Le sembra ragionevole o ipotizzabile una riforma che, pur mantenendo inalterate le garanzie in uscita di cui all’articolo 18, riconosca al datore di lavoro garanzie di flessibilità nella gestione del rapporto di lavoro e, in cambio, al lavoratore di ottenere da subito il contratto a tempo indeterminato?
Ipotizziamo che un nuovo ordinamento consentisse all’imprenditore di ridurre drasticamente la retribuzione del dipendente in una situazione di difficoltà economica aziendale, oppure di trasferirlo unilateralmente a 500 chilometri di distanza: questa “flessibilità interna” al rapporto di lavoro avrebbe effetti pressoché identici alla “flessibilità in uscita” consistente nella facoltà di licenziamento. Non mi pare che al lavoratore questo ampliamento della “flessibilità interna” porterebbe un gran guadagno, rispetto all’ipotesi di ampliamento della “flessibilità in uscita” coniugato con un netto rafforzamento del sostegno del reddito e dell’assistenza per la ricollocazione.

A proposito di articolo 18, la sua eventuale abrogazione viene assunta quale strumento di flessibilità in uscita, ma da più parti si ricorda che comunque in tutta Italia il licenziamento per motivi oggettivi e per riorganizzazione aziendale sono possibili già oggi, purché effettivi e reali; che, in altre parole, già nel nostro ordinamento attuale vige il principio di insindacabilità delle scelte gestionali dell’imprenditore. Questa obiezione è fondata?
Se questa obiezione corrispondesse alla realtà dei fatti, non si comprenderebbe davvero perché mai le stesse persone che la sollevano si oppongano in modo reciso a una riforma che sancisca esplicitamente l’esenzione del motivo economico od organizzativo del licenziamento dal controllo giudiziale, offrendo al lavoratore in questo caso un sostegno del reddito maggiore e un’assistenza intensiva migliore.

Come stanno, dunque, le cose secondo lei?

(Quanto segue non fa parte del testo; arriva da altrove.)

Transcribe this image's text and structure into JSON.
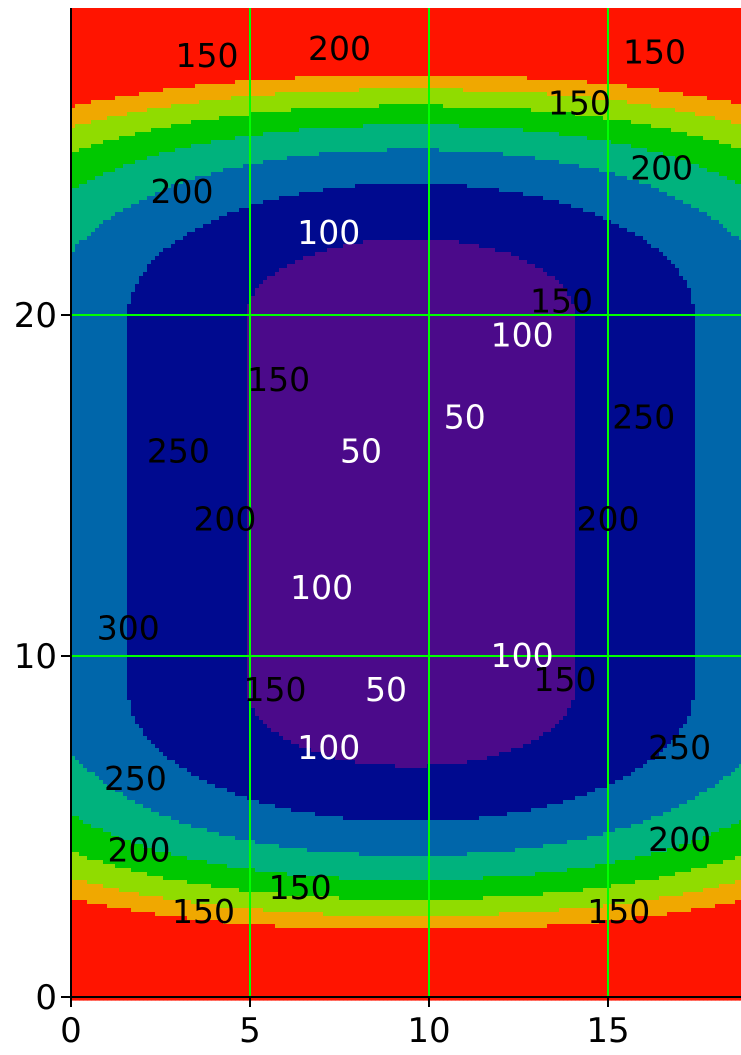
{
  "chart_data": {
    "type": "heatmap",
    "subtype": "filled-contour",
    "title": "",
    "xlabel": "",
    "ylabel": "",
    "xlim": [
      0,
      18.5
    ],
    "ylim": [
      0,
      29
    ],
    "x_ticks": [
      "0",
      "5",
      "10",
      "15"
    ],
    "y_ticks": [
      "0",
      "10",
      "20"
    ],
    "grid": true,
    "legend": "none",
    "levels": [
      0,
      50,
      100,
      150,
      200,
      250,
      300,
      350
    ],
    "level_colors": [
      "#4b0a8a",
      "#000a8f",
      "#0066aa",
      "#00b27d",
      "#00c800",
      "#90dc00",
      "#f0a800",
      "#ff1400"
    ],
    "grid_color": "#00ff00",
    "contour_labels": [
      {
        "text": "150",
        "x": 3.8,
        "y": 27.6
      },
      {
        "text": "200",
        "x": 7.5,
        "y": 27.8
      },
      {
        "text": "150",
        "x": 16.3,
        "y": 27.7
      },
      {
        "text": "150",
        "x": 14.2,
        "y": 26.2
      },
      {
        "text": "200",
        "x": 3.1,
        "y": 23.6
      },
      {
        "text": "200",
        "x": 16.5,
        "y": 24.3
      },
      {
        "text": "100",
        "x": 7.2,
        "y": 22.4
      },
      {
        "text": "150",
        "x": 13.7,
        "y": 20.4
      },
      {
        "text": "100",
        "x": 12.6,
        "y": 19.4
      },
      {
        "text": "150",
        "x": 5.8,
        "y": 18.1
      },
      {
        "text": "50",
        "x": 11.0,
        "y": 17.0
      },
      {
        "text": "250",
        "x": 3.0,
        "y": 16.0
      },
      {
        "text": "50",
        "x": 8.1,
        "y": 16.0
      },
      {
        "text": "250",
        "x": 16.0,
        "y": 17.0
      },
      {
        "text": "200",
        "x": 4.3,
        "y": 14.0
      },
      {
        "text": "200",
        "x": 15.0,
        "y": 14.0
      },
      {
        "text": "100",
        "x": 7.0,
        "y": 12.0
      },
      {
        "text": "300",
        "x": 1.6,
        "y": 10.8
      },
      {
        "text": "100",
        "x": 12.6,
        "y": 10.0
      },
      {
        "text": "150",
        "x": 5.7,
        "y": 9.0
      },
      {
        "text": "50",
        "x": 8.8,
        "y": 9.0
      },
      {
        "text": "150",
        "x": 13.8,
        "y": 9.3
      },
      {
        "text": "100",
        "x": 7.2,
        "y": 7.3
      },
      {
        "text": "250",
        "x": 17.0,
        "y": 7.3
      },
      {
        "text": "250",
        "x": 1.8,
        "y": 6.4
      },
      {
        "text": "200",
        "x": 1.9,
        "y": 4.3
      },
      {
        "text": "200",
        "x": 17.0,
        "y": 4.6
      },
      {
        "text": "150",
        "x": 6.4,
        "y": 3.2
      },
      {
        "text": "150",
        "x": 3.7,
        "y": 2.5
      },
      {
        "text": "150",
        "x": 15.3,
        "y": 2.5
      }
    ]
  }
}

La realtà è che la nostra giurisprudenza enuncia soltanto in astratto il principio dell’insindacabilità delle scelte gestionali dell’imprenditore; ma poi lo contraddice quotidianamente, con tutte le sentenze con le quali il giudice annulla il licenziamento perché mirato soltanto ad aumentare i profitti aziendali, oppure – che è lo stesso lo convalida in considerazione del fatto che il bilancio è in rosso, oppure si arroga il compito di indagare se e come il lavoratore licenziato possa essere invece “ripescato” in altra funzione o mansione in seno all’azienda, oppure ancora attribuisce rilievo decisivo alla questione se la scelta imprenditoriale sia qualificabile come “soppressione di un posto”, oppure come “sostituzione di un lavoratore con un altro”. La rigidità del sistema italiano deriva anche dal fatto che su ciascuna delle questioni qui menzionate ogni giudice del lavoro ha la propria opinione; onde può accadere che tre giudici, in tre gradi diversi del procedimento, sostengano tre tesi diverse sulla stessa questione, magari ad anni di distanza: un’impresa non può attendere anni per sapere se la ristrutturazione o l’aggiustamento operato sono approvati o no. Per questo motivo sostengo che, in questa materia diversissima sia da quella del licenziamento disciplinare sia da quella del licenziamento discriminatorio, occorre una tecnica protettiva della sicurezza economica e professionale diversa da quella dell’articolo 18. E più vantaggiosa anche per il lavoratore: perché quando oggi è lui a perdere la causa, rimane con un pugno di mosche in mano, magari dopo avere perso anni della propria esistenza nell’attesa dell’agognata sentenza di reintegrazione nel vecchio posto.